We are even now seeing the results of the Leftist game plan tragically playing out in major cities across our Nation. Continued tomorrow in Part Three.
*Corrupt prosecutors may, as we unfortunately learn, manufacture false evidence of a crime or fail to provide exculpatory evidence of innocence. That’s always a problem, and, on an “industrial” scale, a serious problem, dangerous to the integrity of our entire judicial system. The sham Mueller investigation is a casebook study of a massive prosecutorial corruption scheme instituted for the sole purpose of unseating a duly elected President and harming many law-abiding citizens on the way. Ruthless forces both here and abroad, that seek to destroy the Trump Presidency, planned and carried out this charade. And the charade continues today, now in the guise of a Congressional impeachment against Trump.
The forces that seek to unseat Trump perceive his policy goals summed up in the campaign slogan, “Make American Great Again,”—which, for Radical Leftists, amounts to a four-word phrase obscenity—as incompatible with their own goal of a one-world system of governance. But these forces that would crush this Nation and its people into submission don’t stop there. Through the despicable secretive actions of George Soros, a henchman of the Globalist “elite,” prosecutors of a different sort, who Soros has inserted into several City Governments: Radical Left activists or willing toadies of Soros and of the Radical Left, who won’t prosecute crimes, even serious crimes, at all.

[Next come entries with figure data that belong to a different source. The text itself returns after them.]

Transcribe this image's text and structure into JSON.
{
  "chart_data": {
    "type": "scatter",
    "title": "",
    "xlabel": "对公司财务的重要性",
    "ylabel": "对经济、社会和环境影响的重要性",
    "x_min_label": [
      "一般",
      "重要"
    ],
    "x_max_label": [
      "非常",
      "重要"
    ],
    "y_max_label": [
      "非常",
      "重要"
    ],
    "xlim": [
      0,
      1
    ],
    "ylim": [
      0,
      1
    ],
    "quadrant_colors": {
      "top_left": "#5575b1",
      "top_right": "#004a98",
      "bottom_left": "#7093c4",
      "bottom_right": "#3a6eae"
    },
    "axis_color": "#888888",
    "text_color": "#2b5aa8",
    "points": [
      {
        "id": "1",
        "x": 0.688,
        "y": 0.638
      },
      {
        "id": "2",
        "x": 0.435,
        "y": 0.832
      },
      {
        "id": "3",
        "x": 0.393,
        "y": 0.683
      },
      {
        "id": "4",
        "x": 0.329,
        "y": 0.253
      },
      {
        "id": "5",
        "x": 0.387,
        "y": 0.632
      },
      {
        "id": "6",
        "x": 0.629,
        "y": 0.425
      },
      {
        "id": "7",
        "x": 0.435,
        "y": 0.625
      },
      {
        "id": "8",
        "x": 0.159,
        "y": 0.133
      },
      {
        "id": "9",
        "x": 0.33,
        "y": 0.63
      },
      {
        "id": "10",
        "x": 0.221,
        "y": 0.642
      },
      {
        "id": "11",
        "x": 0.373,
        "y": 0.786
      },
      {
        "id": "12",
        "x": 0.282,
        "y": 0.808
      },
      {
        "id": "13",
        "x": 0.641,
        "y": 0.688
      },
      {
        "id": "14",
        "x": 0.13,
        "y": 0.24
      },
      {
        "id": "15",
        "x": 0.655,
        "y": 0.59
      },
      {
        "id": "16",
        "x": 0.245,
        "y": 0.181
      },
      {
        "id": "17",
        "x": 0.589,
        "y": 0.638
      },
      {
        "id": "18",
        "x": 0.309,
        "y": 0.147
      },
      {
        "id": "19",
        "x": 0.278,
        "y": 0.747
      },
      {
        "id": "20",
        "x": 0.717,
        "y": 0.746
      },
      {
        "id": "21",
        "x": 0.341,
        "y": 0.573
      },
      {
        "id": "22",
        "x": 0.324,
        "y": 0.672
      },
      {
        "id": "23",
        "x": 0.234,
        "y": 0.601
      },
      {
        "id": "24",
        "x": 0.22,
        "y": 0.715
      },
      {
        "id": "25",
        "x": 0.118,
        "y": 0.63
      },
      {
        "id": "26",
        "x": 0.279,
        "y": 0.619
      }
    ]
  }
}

As reported by the Washington Times, these puppets of neoliberal, Globalist, Transnationalist forces—who include Chesa Boudin in San Francisco, Kim Foxx in Chicago, Larry Krasner in Philadelphia, and Rachael Rollins in Suffolk County, Massachusetts—regularly refuse to prosecute crimes, thereby endangering the safety and well-being of the public and making a mockery of our entire system of law and justice. That, of course, is all in accord with the Radical Left’s plan intentionally to disrupt the judicial process to destroy our Country from within.